Y para muestra, un botón. Una noticia publicada en el diario El Español aseguraba el número de plazas totales en las residencias de estudiantes de todo el país iba a ser de 105.000 y que, además, había un gran apetito inversor en todo lo que rodeaba a este sector. Esta es la mejor prueba de que lo que veníamos diciendo en el párrafo anterior es cierto y que las residencias de estudiantes han vuelto a ponerse de moda en los últimos años. Son muchas las familias que ya han apostado por ellas y muchas más las que, en los próximos cursos, van a, como mínimo, sondear la posibilidad de que uno de sus jóvenes se traslade hasta allí para cursar sus estudios.

Por mucho que cualquier cosa que os imaginéis esté pasada de moda, siempre habrá un momento futuro en el que volverá a estar en boca de todo el mundo. Es precisamente eso lo que está ocurriendo con las residencias de estudiantes, que viven su particular Edad de Oro en función de los datos como los que nos han ofrecido desde la Institución del Divino Maestro. Y es que, en lugares como la Comunidad de Madrid, esta ya es la preferencia más demandada por parte de los alumnos universitarios.

Menos preocupaciones

Residir en uno de estos lugares conlleva el hecho de no tener más preocupaciones que las inherentes a obtener nuestros aprobados en la universidad. Desde luego, no hay que estar al tanto de limpieza o de hacer comidas, algo que, en determinados momentos del año, puede quitarnos tiempo para preparar exámenes o realizar trabajos y repercutir de una manera negativa en nuestros resultados finales. La verdad es que es mejor tener la cabeza libre de obligaciones para cuando llegan los siempre tan temidos finales de cuatrimestre.
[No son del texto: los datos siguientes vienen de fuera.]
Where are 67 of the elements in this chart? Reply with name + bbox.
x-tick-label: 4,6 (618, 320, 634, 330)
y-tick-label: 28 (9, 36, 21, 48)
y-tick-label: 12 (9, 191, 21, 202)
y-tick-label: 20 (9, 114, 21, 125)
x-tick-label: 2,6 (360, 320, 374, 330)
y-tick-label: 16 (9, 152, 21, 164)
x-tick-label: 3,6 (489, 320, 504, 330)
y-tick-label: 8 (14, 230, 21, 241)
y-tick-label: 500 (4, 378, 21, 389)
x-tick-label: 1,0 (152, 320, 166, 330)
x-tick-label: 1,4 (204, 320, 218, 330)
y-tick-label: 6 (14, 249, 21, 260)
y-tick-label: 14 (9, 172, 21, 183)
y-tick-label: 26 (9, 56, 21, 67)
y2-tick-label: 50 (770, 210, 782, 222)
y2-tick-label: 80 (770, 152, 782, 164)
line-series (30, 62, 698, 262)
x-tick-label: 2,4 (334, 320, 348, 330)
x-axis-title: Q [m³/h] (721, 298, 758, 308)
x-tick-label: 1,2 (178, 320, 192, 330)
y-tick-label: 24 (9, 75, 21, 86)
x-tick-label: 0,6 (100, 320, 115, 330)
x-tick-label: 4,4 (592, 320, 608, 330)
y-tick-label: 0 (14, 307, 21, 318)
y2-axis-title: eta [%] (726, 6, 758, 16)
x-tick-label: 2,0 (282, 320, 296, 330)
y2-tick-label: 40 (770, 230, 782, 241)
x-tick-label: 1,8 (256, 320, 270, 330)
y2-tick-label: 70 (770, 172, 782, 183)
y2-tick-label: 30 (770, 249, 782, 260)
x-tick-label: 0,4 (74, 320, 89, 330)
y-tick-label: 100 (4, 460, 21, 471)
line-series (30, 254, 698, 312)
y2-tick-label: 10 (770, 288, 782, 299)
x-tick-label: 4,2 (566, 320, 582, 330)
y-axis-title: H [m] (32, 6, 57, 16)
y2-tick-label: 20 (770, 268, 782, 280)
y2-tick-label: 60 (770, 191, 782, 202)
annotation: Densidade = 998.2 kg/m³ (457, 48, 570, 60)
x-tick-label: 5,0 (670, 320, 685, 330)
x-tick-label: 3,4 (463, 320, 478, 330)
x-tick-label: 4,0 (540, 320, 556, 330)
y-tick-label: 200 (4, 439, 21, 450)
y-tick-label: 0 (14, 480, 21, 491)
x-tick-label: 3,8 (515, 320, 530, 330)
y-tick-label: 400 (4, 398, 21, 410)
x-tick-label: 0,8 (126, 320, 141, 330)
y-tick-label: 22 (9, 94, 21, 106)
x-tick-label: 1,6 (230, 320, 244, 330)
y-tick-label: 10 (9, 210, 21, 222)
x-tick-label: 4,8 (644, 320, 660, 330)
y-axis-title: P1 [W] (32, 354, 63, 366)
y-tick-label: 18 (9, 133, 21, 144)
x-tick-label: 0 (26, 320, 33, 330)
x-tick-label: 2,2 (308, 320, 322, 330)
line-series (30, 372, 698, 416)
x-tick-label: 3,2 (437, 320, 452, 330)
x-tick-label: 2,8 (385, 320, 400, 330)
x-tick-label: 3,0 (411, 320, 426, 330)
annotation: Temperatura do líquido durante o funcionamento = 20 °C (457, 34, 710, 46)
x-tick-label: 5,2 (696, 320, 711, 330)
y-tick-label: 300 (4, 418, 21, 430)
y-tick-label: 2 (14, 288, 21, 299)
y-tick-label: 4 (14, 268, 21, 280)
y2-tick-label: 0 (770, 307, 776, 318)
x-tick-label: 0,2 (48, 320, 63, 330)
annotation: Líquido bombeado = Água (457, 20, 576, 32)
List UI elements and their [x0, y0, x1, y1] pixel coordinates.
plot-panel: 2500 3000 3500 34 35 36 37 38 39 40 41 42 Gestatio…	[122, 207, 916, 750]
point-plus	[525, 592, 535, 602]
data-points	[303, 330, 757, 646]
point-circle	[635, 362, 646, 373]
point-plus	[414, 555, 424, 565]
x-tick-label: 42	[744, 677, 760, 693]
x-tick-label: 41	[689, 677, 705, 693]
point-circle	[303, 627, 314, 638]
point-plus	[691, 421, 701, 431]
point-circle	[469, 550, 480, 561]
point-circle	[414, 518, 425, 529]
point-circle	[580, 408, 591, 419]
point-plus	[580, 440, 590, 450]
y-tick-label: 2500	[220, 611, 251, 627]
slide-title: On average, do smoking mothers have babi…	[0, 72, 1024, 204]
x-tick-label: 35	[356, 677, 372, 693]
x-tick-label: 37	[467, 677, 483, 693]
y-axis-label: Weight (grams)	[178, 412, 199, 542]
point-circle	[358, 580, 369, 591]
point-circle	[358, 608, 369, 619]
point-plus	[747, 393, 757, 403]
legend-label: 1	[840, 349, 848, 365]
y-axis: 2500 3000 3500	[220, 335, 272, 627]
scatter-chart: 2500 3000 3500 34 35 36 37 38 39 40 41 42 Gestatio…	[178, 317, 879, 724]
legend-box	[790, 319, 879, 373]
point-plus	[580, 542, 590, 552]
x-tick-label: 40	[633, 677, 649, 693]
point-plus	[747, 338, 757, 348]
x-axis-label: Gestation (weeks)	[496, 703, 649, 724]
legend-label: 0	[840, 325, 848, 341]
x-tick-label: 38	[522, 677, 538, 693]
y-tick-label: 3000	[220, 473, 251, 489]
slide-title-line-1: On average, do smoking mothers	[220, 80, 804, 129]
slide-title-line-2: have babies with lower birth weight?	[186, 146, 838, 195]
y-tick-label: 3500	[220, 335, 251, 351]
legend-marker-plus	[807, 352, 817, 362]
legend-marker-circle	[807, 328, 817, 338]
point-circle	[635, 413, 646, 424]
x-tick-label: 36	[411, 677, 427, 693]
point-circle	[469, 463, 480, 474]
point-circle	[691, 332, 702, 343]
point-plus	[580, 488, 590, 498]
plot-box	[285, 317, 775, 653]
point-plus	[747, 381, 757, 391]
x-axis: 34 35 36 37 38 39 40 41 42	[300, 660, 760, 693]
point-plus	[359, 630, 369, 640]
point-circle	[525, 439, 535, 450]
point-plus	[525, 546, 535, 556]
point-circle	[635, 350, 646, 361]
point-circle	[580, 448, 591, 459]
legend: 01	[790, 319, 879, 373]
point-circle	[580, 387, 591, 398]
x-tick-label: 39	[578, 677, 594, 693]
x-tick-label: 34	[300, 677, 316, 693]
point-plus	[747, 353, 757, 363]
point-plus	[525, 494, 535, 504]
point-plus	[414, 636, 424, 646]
Y eso de que permanecer en una residencia de estudiantes no es divertido es algo que dista mucho de la realidad. Podéis preguntar a muchas personas dónde han conocido a los amigos y compañeros más fieles durante toda la carrera, porque mucha gente os hablará de las residencias de estudiantes. Se trata de lugares en los que, al contrario de lo que muchas veces se ha pensado (sin pruebas evidentes, por cierto), la diversión tiene una presencia que está más que asegurada. No podía ser de otra manera.

Podíamos hablar, por otra parte, del índice de aprobados y casos de éxito entre los estudiantes que habitan estas residencias. Y es que este índice es bastante superior al de todos aquellos que se han marchado a un piso. En muchos casos, eso tiene que ver con el excesivo precio de alquiler de los pisos, que obliga a los y las jóvenes a buscarse un trabajo para poder pagar los gastos que conlleva un hogar así, lo cual les resta una considerable cantidad de tiempo a la hora de atender a las obligaciones que se derivan de su paso por la universidad.

Lo que está claro es que la mejora de los datos relativos al número de estudiantes que se decanta por las residencias no proviene de la más absoluta casualidad. Es algo que, muy al contrario, responde a una causa y que va a seguir siendo tan real como la vida misma en los próximos años. Y, por cierto: la gran cantidad de todas aquellas personas que se decantan por las residencias (tanto los propios estudiantes como sus familiares, que al final son los que suelen pagar la estancia) están contentos y contentas. ¿Qué más se puede pedir?